Les « Assises nationales », parce qu’elles se sont tenues et qu’elles font l’objet d’un suivi, ont été un progrès dès lors qu’elles ont exprimé la prise de conscience par les autorités qu’il y avait une nécessité de réforme. Mais en se cantonnant aux réformes politiques et en n’abordant que très marginalement, pour ne pas dire pas du tout, les réformes économiques et sociales, elles n’ont pas répondu aux attentes des populations. La première session du comité de suivi et d’évaluation de la mise en œuvre des réformes politiques consensuelles s’est tenue du 15 au 22 juin 2012. Une prochaine session « semestrielle » sera sans doute organisée d’ici la fin de l’année ou le début de l’année 2013 afin de dresser un nouveau bilan. Entre-temps, un forum sur la laïcité a été organisé du 27 au 29 septembre 2012. Yé a fait un gros effort de communication auprès des diasporas (Paris, Lomé, Cotonou, Dakar…) afin de les sensibiliser au projet de Sénat qui les concerne directement. Mais ce ne sont là que des avancées qui concernent, certes, toute la Nation mais ne profitent qu’aux « élites » politiques (modernes et traditionnelles puisque les chefferies coutumières sont désormais constitutionnalisées).

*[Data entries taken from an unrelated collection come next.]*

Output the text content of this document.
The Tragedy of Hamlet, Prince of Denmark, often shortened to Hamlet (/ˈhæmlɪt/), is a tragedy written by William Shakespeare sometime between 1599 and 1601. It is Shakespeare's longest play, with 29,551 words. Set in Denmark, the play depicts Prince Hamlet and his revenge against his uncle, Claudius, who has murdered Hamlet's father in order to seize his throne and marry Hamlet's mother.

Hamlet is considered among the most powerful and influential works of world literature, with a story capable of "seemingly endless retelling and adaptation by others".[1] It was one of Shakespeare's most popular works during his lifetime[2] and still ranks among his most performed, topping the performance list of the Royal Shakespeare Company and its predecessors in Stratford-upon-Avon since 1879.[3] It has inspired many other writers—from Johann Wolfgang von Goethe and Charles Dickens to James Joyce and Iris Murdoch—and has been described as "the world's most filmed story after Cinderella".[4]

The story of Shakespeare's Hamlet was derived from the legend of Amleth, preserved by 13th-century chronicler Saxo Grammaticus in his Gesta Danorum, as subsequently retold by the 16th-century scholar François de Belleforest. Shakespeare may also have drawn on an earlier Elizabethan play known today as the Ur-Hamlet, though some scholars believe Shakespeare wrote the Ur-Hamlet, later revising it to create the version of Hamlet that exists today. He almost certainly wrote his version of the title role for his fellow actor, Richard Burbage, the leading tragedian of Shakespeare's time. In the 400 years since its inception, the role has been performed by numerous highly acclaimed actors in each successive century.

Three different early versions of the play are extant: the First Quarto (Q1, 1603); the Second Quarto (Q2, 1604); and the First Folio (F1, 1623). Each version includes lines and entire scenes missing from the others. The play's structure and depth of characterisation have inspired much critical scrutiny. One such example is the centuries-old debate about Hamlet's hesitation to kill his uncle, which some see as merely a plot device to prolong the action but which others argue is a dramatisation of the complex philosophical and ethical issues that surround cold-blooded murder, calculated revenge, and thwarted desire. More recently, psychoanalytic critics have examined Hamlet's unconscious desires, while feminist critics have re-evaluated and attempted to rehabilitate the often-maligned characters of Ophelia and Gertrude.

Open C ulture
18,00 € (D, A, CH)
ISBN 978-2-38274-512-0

On me rétorquera que la SCADD, qui a été un sujet de conversation omniprésent, au plan national et international, ambitionne justement de répondre aux attentes économiques et sociales de la population. Sauf que, comme le rappelait Thierry Tanoh, alors représentant de la Société financière internationale (SFI), lors de la table ronde organisée à Paris, au début de l’année 2012, pour le lancement de la SCADD, il faut « avoir des ambitions, certes, mais se donner les moyens de les réaliser ». Or, si la classe politique burkinabè et, dans une moindre mesure, l’administration, s’efforcent à plus de visibilité, c’est encore la nuit noire du côté des opérateurs économiques privés. Sans doute parce qu’il n’y a pas encore, dans ce pays (comme dans beaucoup d’autres), d’opérations économiques sans proximité politique et que cette connexion affairo-politique est sujette à caution.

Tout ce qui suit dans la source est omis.